In global terms 80% home ownership is extraordinarily high. According to the London Times (http://www.timesonline.co.uk/tol/news/politics/article1567419.ece) only 70% of UK households own their own home on the other hand the European Foundation for the Improvement of Living and Working Conditions (Eurofound) says that the EU states of Estonia, Hungary, Lithuania, Slovakia, Slovenia, Bulgaria and Romania all have home ownership rates of over 80%, the highest rates in the EU. Mass privatisation of housing in formerly and currently (with Chinese characteristics) communist States the quick explanation then, or…?

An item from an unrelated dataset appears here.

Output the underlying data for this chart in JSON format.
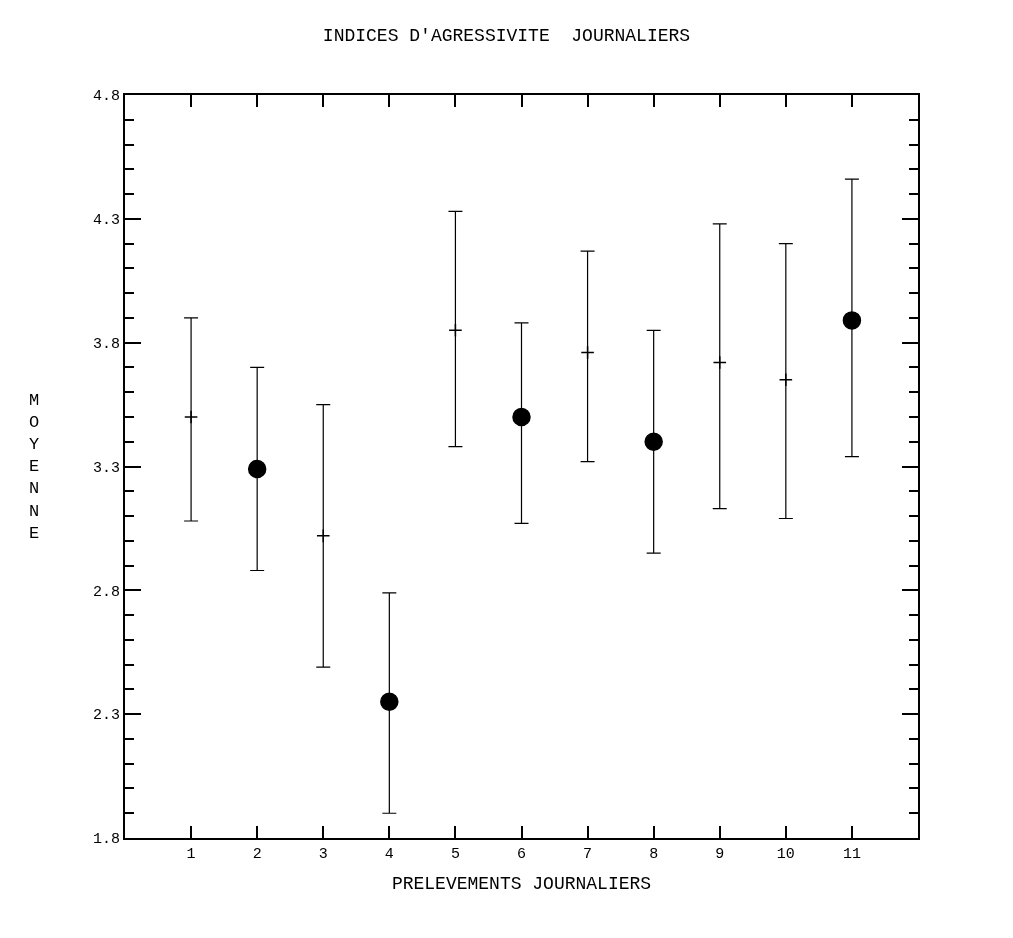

The most likely source of the 80% figure, it seems, comes from a statement from the Ministry of Construction, as reported by Xinhua, which actually states that 4 out of 5 urbanites (not households) own their own home and 94% own some kind of accommodation. If that was not enough, this report is not dated 2007, it actually dates back to August 2002 (http://www.asiamarketresearch.com/news/000200.htm) and (http://english.peopledaily.com.cn/200208/09/eng20020809_101182.shtml). I quote ‘between the mid 1990’s and 2002 80% of China’s public housing was sold to local residents’. Sale of 80% of public housing does indeed translate into 80% home ownership among the same group of people. Assuming the equivalent figure is even higher today, this gives China one of the highest rates of home ownership in the world. All news to me.
A crucial breakthrough in my clarification of what this might really mean in my Google assisted research came in an excellent paper published by no less august institution than the Joint Centre for Housing Studies at Harvard University http://www.jchs.harvard.edu/publications/international/w05-7.pdf, dated July 2005. This paper confirms my understanding of the difference between fully transferable property rights that come with commodity housing (shangpin fang) and usage rights (shiyongquan). For the latter the rights are inheritable but there are restrictions on other forms of transfer including paying back to the work unit (danwei) from which they originally came, ownership of a sort then but probably not really in quite the way that I suspect The Economist thought. Nice to have Havard to back me up.
Bear in mind that the same 2002 report states that ‘67% of the people who had bought public homes wanted to improve their living conditions by purchasing new homes or exchanging houses’ but their ability to do so is restricted. Those that own usage rights find they have to pay a premium to sell, again this matches my experience in trying to manage transactions of old houses in Shanghai under multiple occupancy which apart from anything else require payment of a land premium (budijia) to be able to convert use right ‘ownership’ in the form of a brown book into a saleable title, green book.
I don’t know anything about ownership rights in eastern Europe and I don’t intend to use up the rest of my weekend finding out, but in the PRC it seems that ‘home ownership’ is not quite what the term might suggest. So back to the Economist and the question of 80% home ownership among urban households. Having sought truth from facts, I cannot say that they got it wrong but let us diplomatically assume that of that 80% half is usage rights and half is commodity housing with fully transferable title. This allows us both to be more or less correct and let us furthermore forget my assumption that the 80% figure is 5 years out of date. The assertion that this figure had been put to use on was that a property market crash would be ‘much nastier for China’s economy than a share-price crash’. Given the complexity of real estate ownership rights in China it is very difficult to draw any real conclusions from the 80% home ownership figure and given my forecast for Shanghai commodity property prices to double over the next 5 years or so property should be OK for now. Stock Markets on the other hand have been known to crash during economic boom times.
The true significance of this is that we lack quality statistics with which to accurately measure home ownership, price increases etc and that policies are being drawn up without a clear picture of the real situation. The result is that new taxes, slowing land sales, delayed development approvals, tighter credit etc is all inexorably contributing to hitting my 100% in 5 years forecast.